Emami is navigating a classic FMCG trade-off: managing margin erosion in commodity-linked categories like talc while doubling down on brand equity in seasonal products. The high reliance on summer brands (Navratna/Dermicool) makes H1 FY'27 critical. If the company achieves the projected double-digit growth, it will validate their pricing power and distribution efficiency in a competitive landscape.

Market Implications

The positive growth guidance for summer brands signals a healthy outlook for the FMCG sector's discretionary cooling segment. For investors, this suggests potential capital allocation towards defensive yet growth-oriented consumption stocks. The international business turnaround could also improve consolidated P/E multiples if sustained through FY'27.

Trading Signals

Market Bias: Bullish

Management guidance of double-digit growth for key summer brands and a recovery in international business (Q2 FY'27) outweighs margin concerns in the 10% revenue-share talc segment.

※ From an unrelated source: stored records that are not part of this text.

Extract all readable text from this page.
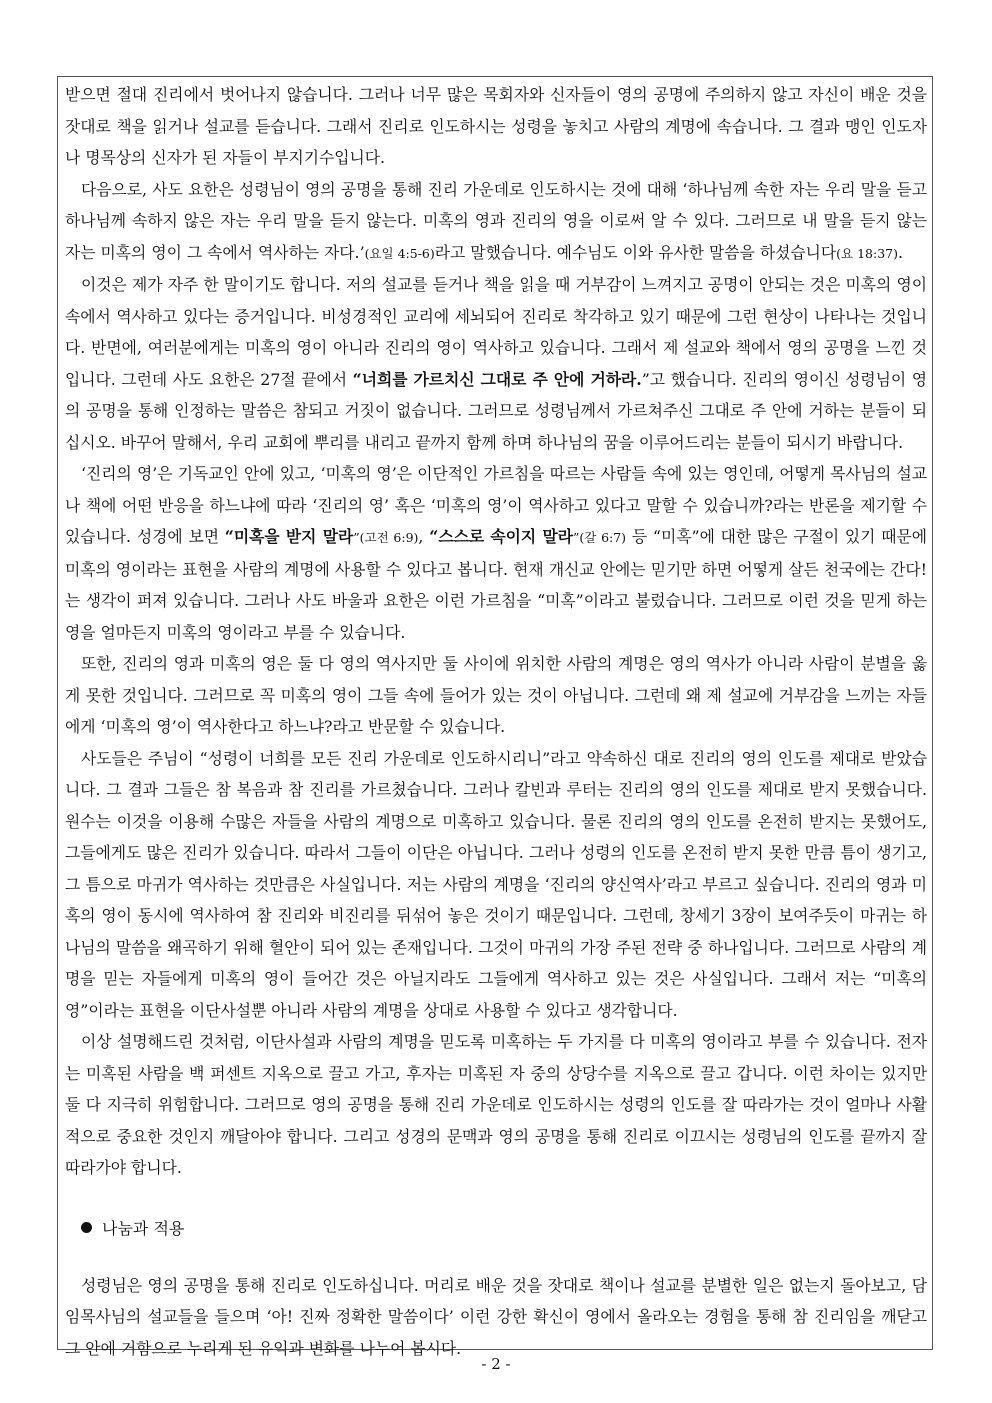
받으면 절대 진리에서 벗어나지 않습니다. 그러나 너무 많은 목회자와 신자들이 영의 공명에 주의하지 않고 자신이 배운 것을 잣대로 책을 읽거나 설교를 듣습니다. 그래서 진리로 인도하시는 성령을 놓치고 사람의 계명에 속습니다. 그 결과 맹인 인도자나 명목상의 신자가 된 자들이 부지기수입니다.

다음으로, 사도 요한은 성령님이 영의 공명을 통해 진리 가운데로 인도하시는 것에 대해 ‘하나님께 속한 자는 우리 말을 듣고 하나님께 속하지 않은 자는 우리 말을 듣지 않는다. 미혹의 영과 진리의 영을 이로써 알 수 있다. 그러므로 내 말을 듣지 않는 자는 미혹의 영이 그 속에서 역사하는 자다.’(요일 4:5-6)라고 말했습니다. 예수님도 이와 유사한 말씀을 하셨습니다(요 18:37).

이것은 제가 자주 한 말이기도 합니다. 저의 설교를 듣거나 책을 읽을 때 거부감이 느껴지고 공명이 안되는 것은 미혹의 영이 속에서 역사하고 있다는 증거입니다. 비성경적인 교리에 세뇌되어 진리로 착각하고 있기 때문에 그런 현상이 나타나는 것입니다. 반면에, 여러분에게는 미혹의 영이 아니라 진리의 영이 역사하고 있습니다. 그래서 제 설교와 책에서 영의 공명을 느낀 것입니다. 그런데 사도 요한은 27절 끝에서 “너희를 가르치신 그대로 주 안에 거하라.”고 했습니다. 진리의 영이신 성령님이 영의 공명을 통해 인정하는 말씀은 참되고 거짓이 없습니다. 그러므로 성령님께서 가르쳐주신 그대로 주 안에 거하는 분들이 되십시오. 바꾸어 말해서, 우리 교회에 뿌리를 내리고 끝까지 함께 하며 하나님의 꿈을 이루어드리는 분들이 되시기 바랍니다.

‘진리의 영’은 기독교인 안에 있고, ‘미혹의 영’은 이단적인 가르침을 따르는 사람들 속에 있는 영인데, 어떻게 목사님의 설교나 책에 어떤 반응을 하느냐에 따라 ‘진리의 영’ 혹은 ‘미혹의 영’이 역사하고 있다고 말할 수 있습니까?라는 반론을 제기할 수 있습니다. 성경에 보면 “미혹을 받지 말라”(고전 6:9), “스스로 속이지 말라”(갈 6:7) 등 “미혹”에 대한 많은 구절이 있기 때문에 미혹의 영이라는 표현을 사람의 계명에 사용할 수 있다고 봅니다. 현재 개신교 안에는 믿기만 하면 어떻게 살든 천국에는 간다!는 생각이 퍼져 있습니다. 그러나 사도 바울과 요한은 이런 가르침을 “미혹”이라고 불렀습니다. 그러므로 이런 것을 믿게 하는 영을 얼마든지 미혹의 영이라고 부를 수 있습니다.

또한, 진리의 영과 미혹의 영은 둘 다 영의 역사지만 둘 사이에 위치한 사람의 계명은 영의 역사가 아니라 사람이 분별을 옳게 못한 것입니다. 그러므로 꼭 미혹의 영이 그들 속에 들어가 있는 것이 아닙니다. 그런데 왜 제 설교에 거부감을 느끼는 자들에게 ‘미혹의 영’이 역사한다고 하느냐?라고 반문할 수 있습니다.

사도들은 주님이 “성령이 너희를 모든 진리 가운데로 인도하시리니”라고 약속하신 대로 진리의 영의 인도를 제대로 받았습니다. 그 결과 그들은 참 복음과 참 진리를 가르쳤습니다. 그러나 칼빈과 루터는 진리의 영의 인도를 제대로 받지 못했습니다. 원수는 이것을 이용해 수많은 자들을 사람의 계명으로 미혹하고 있습니다. 물론 진리의 영의 인도를 온전히 받지는 못했어도, 그들에게도 많은 진리가 있습니다. 따라서 그들이 이단은 아닙니다. 그러나 성령의 인도를 온전히 받지 못한 만큼 틈이 생기고, 그 틈으로 마귀가 역사하는 것만큼은 사실입니다. 저는 사람의 계명을 ‘진리의 양신역사’라고 부르고 싶습니다. 진리의 영과 미혹의 영이 동시에 역사하여 참 진리와 비진리를 뒤섞어 놓은 것이기 때문입니다. 그런데, 창세기 3장이 보여주듯이 마귀는 하나님의 말씀을 왜곡하기 위해 혈안이 되어 있는 존재입니다. 그것이 마귀의 가장 주된 전략 중 하나입니다. 그러므로 사람의 계명을 믿는 자들에게 미혹의 영이 들어간 것은 아닐지라도 그들에게 역사하고 있는 것은 사실입니다. 그래서 저는 “미혹의 영”이라는 표현을 이단사설뿐 아니라 사람의 계명을 상대로 사용할 수 있다고 생각합니다.

이상 설명해드린 것처럼, 이단사설과 사람의 계명을 믿도록 미혹하는 두 가지를 다 미혹의 영이라고 부를 수 있습니다. 전자는 미혹된 사람을 백 퍼센트 지옥으로 끌고 가고, 후자는 미혹된 자 중의 상당수를 지옥으로 끌고 갑니다. 이런 차이는 있지만 둘 다 지극히 위험합니다. 그러므로 영의 공명을 통해 진리 가운데로 인도하시는 성령의 인도를 잘 따라가는 것이 얼마나 사활적으로 중요한 것인지 깨달아야 합니다. 그리고 성경의 문맥과 영의 공명을 통해 진리로 이끄시는 성령님의 인도를 끝까지 잘 따라가야 합니다.

나눔과 적용

성령님은 영의 공명을 통해 진리로 인도하십니다. 머리로 배운 것을 잣대로 책이나 설교를 분별한 일은 없는지 돌아보고, 담임목사님의 설교들을 들으며 ‘아! 진짜 정확한 말씀이다’ 이런 강한 확신이 영에서 올라오는 경험을 통해 참 진리임을 깨닫고 그 안에 거함으로 누리게 된 유익과 변화를 나누어 봅시다.

- 2 -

Overweight: FMCG, Rural Consumption, Personal Care

Underweight: Commodity-linked Chemicals

Trigger Factors:

  • Summer temperature intensity vs historical averages
  • Q1 FY'27 volume growth data for Navratna/Dermicool
  • Crude oil and packaging cost trends impacting margins

Time Horizon: Medium-term (3-12 months)

Industry Context

The Indian FMCG sector has seen varied growth across rural and urban markets. While staples face inflation-led volatility, niche categories like 'cooling' personal care (where Emami leads) often exhibit stronger seasonal inelasticity. Emami's ₹300 crore talc contribution remains a significant competitive moat against unorganized players.

Key Risks to Watch

  • Unfavorable weather patterns (e.g., erratic monsoon or early end to summer) impacting seasonal sales.
  • Persistent margin pressure in the talc category if raw material costs do not cool down.
  • Geopolitical risks affecting the recovery timeline of the international business.

Recent Developments

In the last 60 days, Emami has intensified its digital-first strategy, launching D2C-exclusive variants for its healthcare range. The company also completed a distribution expansion program in Tier-2 cities in April 2026, aiming to improve last-mile connectivity for its summer portfolio ahead of the FY'27 peak season.

Closing Insight

Emami’s FY'27 strategy is a calculated bet on seasonal resilience and international recovery. By transparently addressing talc margin headwinds while projecting double-digit growth in its core summer brands, the management is signaling operational confidence that could stabilize long-term investor sentiment.

FAQs

What is the revenue contribution of Emami's talc business?

The talc business generated approximately ₹300 crore in FY'26, accounting for nearly 10% of Emami's total revenue. Despite its scale, management has noted lower margins in this specific category.

When does Emami expect its international business to recover?

Following single-digit growth in Q1 FY'27, the company forecasts a return to strong double-digit growth in its international business starting from Q2 FY'27.

How will margin pressure in the talc segment affect overall profitability?

While the talc segment faces margin challenges, the company expects the double-digit growth of high-margin summer brands like Navratna and Dermicool in H1 FY'27 to offset these impacts at a consolidated level.